January was a really depressing month. I'm not going to sugar coat it. We spent most of the month sick with colds and an eye infection. Our plumbing backed up and we know that as soon as we have the money, we have to get our outside pipes repaired because they have roots growing in them. Our foundation has grown such large cracks in the floor that we found an ant hill in Brenda's closet (they came up through the carpet). Since then, we have found ants in our hallway, bathroom and kitchen. Our back door won't completely shut. Neither will our laundry room door that also came off the hinge. We were able to fix that. Our master bedroom toilet is coming off the ground. Our main toilet doesn't want to hold water to flush. A piece to my desk broke. Brenda has 8 cavities. We found out that Aaron won't be here for the baby's birth and first four months. We have more than $2000 of unexpected bills not including what it's going to cost us in household repairs, an exterminator, and getting Brenda's teeth fixed. Money wise, the total damage for January is going to be close to $5000. Yes, all this happened in one month and I know that I am forgetting something.
Now, I'm sure you're wondering about the title of this post. Despite our series of unfortunate events, I have four people that make me smile every day and yesterday, my littlest reminded me of just how blessed I am. I haven't felt him/her as much as my other two, so Baby has me worried a lot. Last night, I felt the baby ever so slightly in areas that I haven't felt him/her before. I stayed perfectly still and waited to feel the baby again. She/he didn't disappoint. I not only felt Baby, but I saw my belly move for the first time as my littlest one did a little dance for me!
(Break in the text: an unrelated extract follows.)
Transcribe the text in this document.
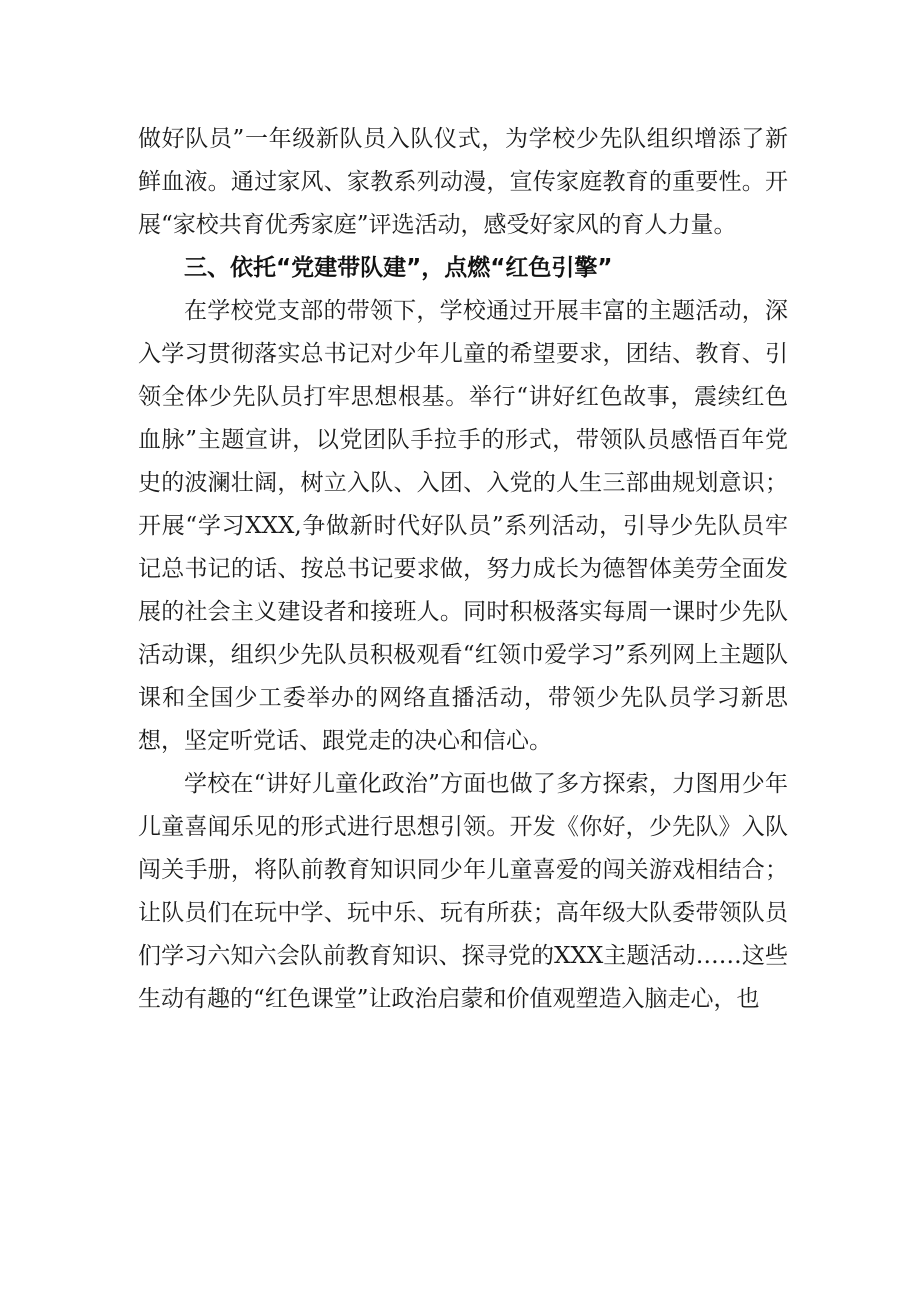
做好队员”一年级新队员入队仪式，为学校少先队组织增添了新鲜血液。通过家风、家教系列动漫，宣传家庭教育的重要性。开展“家校共育优秀家庭”评选活动，感受好家风的育人力量。

三、依托“党建带队建”，点燃“红色引擎”

在学校党支部的带领下，学校通过开展丰富的主题活动，深入学习贯彻落实总书记对少年儿童的希望要求，团结、教育、引领全体少先队员打牢思想根基。举行“讲好红色故事，震续红色血脉”主题宣讲，以党团队手拉手的形式，带领队员感悟百年党史的波澜壮阔，树立入队、入团、入党的人生三部曲规划意识；开展“学习XXX,争做新时代好队员”系列活动，引导少先队员牢记总书记的话、按总书记要求做，努力成长为德智体美劳全面发展的社会主义建设者和接班人。同时积极落实每周一课时少先队活动课，组织少先队员积极观看“红领巾爱学习”系列网上主题队课和全国少工委举办的网络直播活动，带领少先队员学习新思想，坚定听党话、跟党走的决心和信心。

学校在“讲好儿童化政治”方面也做了多方探索，力图用少年儿童喜闻乐见的形式进行思想引领。开发《你好，少先队》入队闯关手册，将队前教育知识同少年儿童喜爱的闯关游戏相结合；让队员们在玩中学、玩中乐、玩有所获；高年级大队委带领队员们学习六知六会队前教育知识、探寻党的XXX主题活动……这些生动有趣的“红色课堂”让政治启蒙和价值观塑造入脑走心，也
My kids and my husband are why the other stuff matters to me. I want them to be healthy. I want them to live in a nice, functioning, pest free home. I want them to have the best when it comes to everything. It breaks my heart when the things I can't control crash down on us. I'm the Mommy. I want to be able to make everything better. I can't control the things that happened last month, but I can control me. My goal for February is to continue to fix the things that are broken including myself. I let everything get to me last month and I wasn't the best mother and wife I could be. I'm going to let the rest go. Yes, I'm going to figure out a way to pay bills, I'm going to continue to kill ants, and I'm going to repair what I can of our house, but I'm not going to let that get me down. I'm also going to make sure I laugh and play with my kids every day, because they don't know what's going on. They don't care about ants or pipes or money. They do care that I haven't been as there for them as much as I usually am. This is not going to be the case for February. I am truly blessed and I'll make sure to show all of them that that is how I really feel.